La variedad cromática aporta una lectura de vitalidad y frescura sin necesidad de recurrir a un simbolismo específico. Los amarillos de los limones, el naranja intenso de la fruta posterior y el verde de la lima forman una secuencia cálida y natural sobre el campo blanco. Las sombras frías introducen un contrapunto esencial: además de indicar la dirección y suavidad de la iluminación, dan peso a los frutos y separan sus contornos del fondo. La superficie blanca funciona simultáneamente como soporte material y como campo pictórico; sus pliegues o pinceladas prolongan el tema de la textura y hacen que la sencillez del motivo adquiera una dimensión táctil.

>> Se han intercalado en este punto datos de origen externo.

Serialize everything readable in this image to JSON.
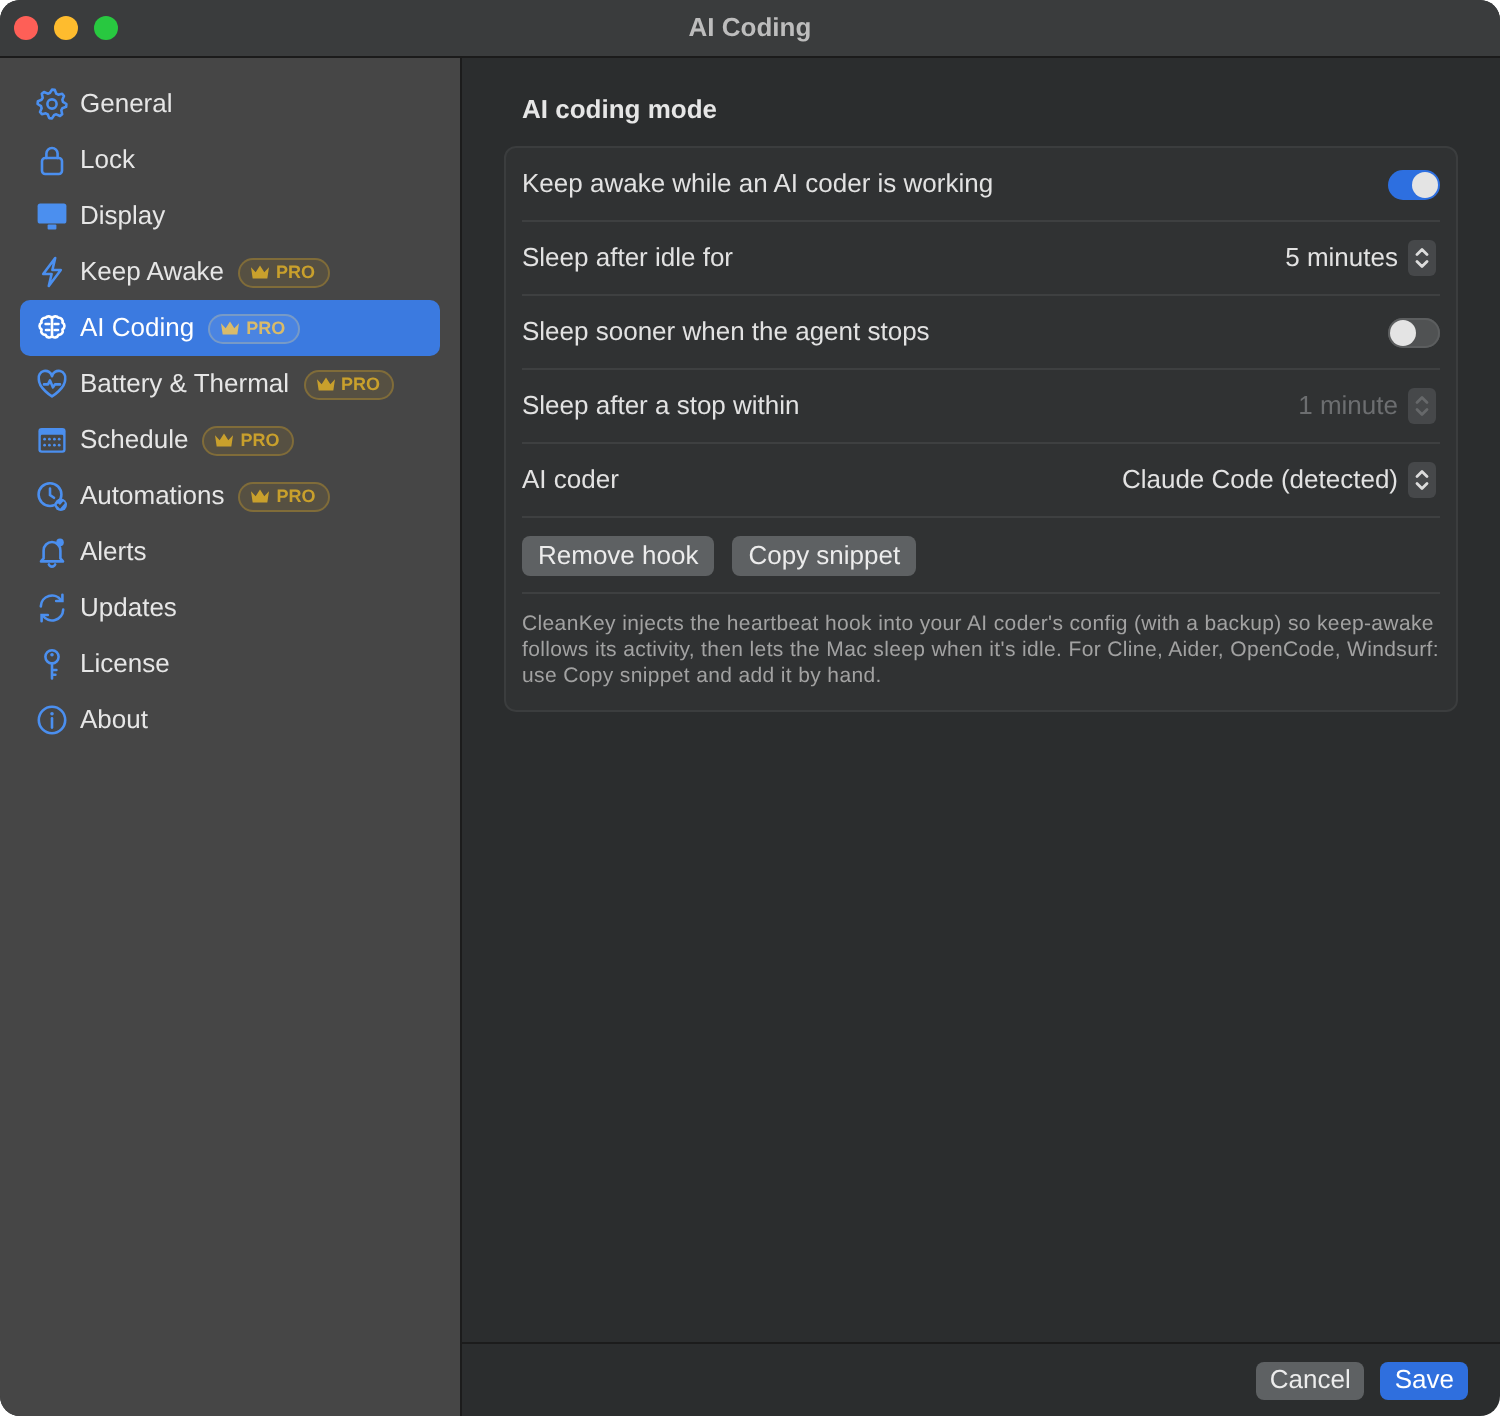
{
  "window": {
    "title": "AI Coding"
  },
  "sidebar": {
    "items": [
      {
        "label": "General",
        "selected": false
      },
      {
        "label": "Lock",
        "selected": false
      },
      {
        "label": "Display",
        "selected": false
      },
      {
        "label": "Keep Awake",
        "badge": "PRO",
        "selected": false
      },
      {
        "label": "AI Coding",
        "badge": "PRO",
        "selected": true
      },
      {
        "label": "Battery & Thermal",
        "badge": "PRO",
        "selected": false
      },
      {
        "label": "Schedule",
        "badge": "PRO",
        "selected": false
      },
      {
        "label": "Automations",
        "badge": "PRO",
        "selected": false
      },
      {
        "label": "Alerts",
        "selected": false
      },
      {
        "label": "Updates",
        "selected": false
      },
      {
        "label": "License",
        "selected": false
      },
      {
        "label": "About",
        "selected": false
      }
    ]
  },
  "section": {
    "title": "AI coding mode",
    "rows": [
      {
        "kind": "toggle",
        "label": "Keep awake while an AI coder is working",
        "on": true,
        "disabled": false
      },
      {
        "kind": "select",
        "label": "Sleep after idle for",
        "value": "5 minutes",
        "disabled": false
      },
      {
        "kind": "toggle",
        "label": "Sleep sooner when the agent stops",
        "on": false,
        "disabled": false
      },
      {
        "kind": "select",
        "label": "Sleep after a stop within",
        "value": "1 minute",
        "disabled": true
      },
      {
        "kind": "select",
        "label": "AI coder",
        "value": "Claude Code (detected)",
        "disabled": false
      }
    ],
    "buttons": [
      "Remove hook",
      "Copy snippet"
    ],
    "note": "CleanKey injects the heartbeat hook into your AI coder's config (with a backup) so keep-awake follows its activity, then lets the Mac sleep when it's idle. For Cline, Aider, OpenCode, Windsurf: use Copy snippet and add it by hand."
  },
  "footer": {
    "buttons": [
      {
        "label": "Cancel",
        "kind": "default"
      },
      {
        "label": "Save",
        "kind": "primary"
      }
    ]
  }
}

La composición horizontal ofrece estabilidad, pero la disposición irregular evita la rigidez. La naranja elevada establece el plano posterior y crea profundidad mediante la superposición, mientras los frutos delanteros forman un ritmo alternado de óvalos y curvas. El amarillo del limón izquierdo conduce la mirada hacia el centro; desde allí, la lima verde actúa como núcleo cromático y el limón derecho equilibra el peso visual del conjunto. Las sombras azuladas recorren la base como una banda quebrada, enlazando las frutas entre sí. El fondo luminoso amplía el espacio y concentra la atención en los cambios de volumen, en los reflejos suaves y en la pincelada visible de la superficie.

En relación con Hans Emmenegger, la obra puede contemplarse ante todo desde su construcción visible: una escena contenida, luminosa y atenta a la interacción entre color, volumen y soporte. La ausencia de elementos accesorios refuerza esa concentración y permite que cada cítrico participe tanto como objeto reconocible como forma pictórica. El resultado no depende de una narración compleja, sino del equilibrio entre estabilidad y espontaneidad, entre los tonos cálidos de la fruta y la reserva fría de las sombras. Conviene observar cómo la lima verde articula el grupo: introduce una variación decisiva y, al mismo tiempo, hace más intensos los amarillos y el naranja que la rodean.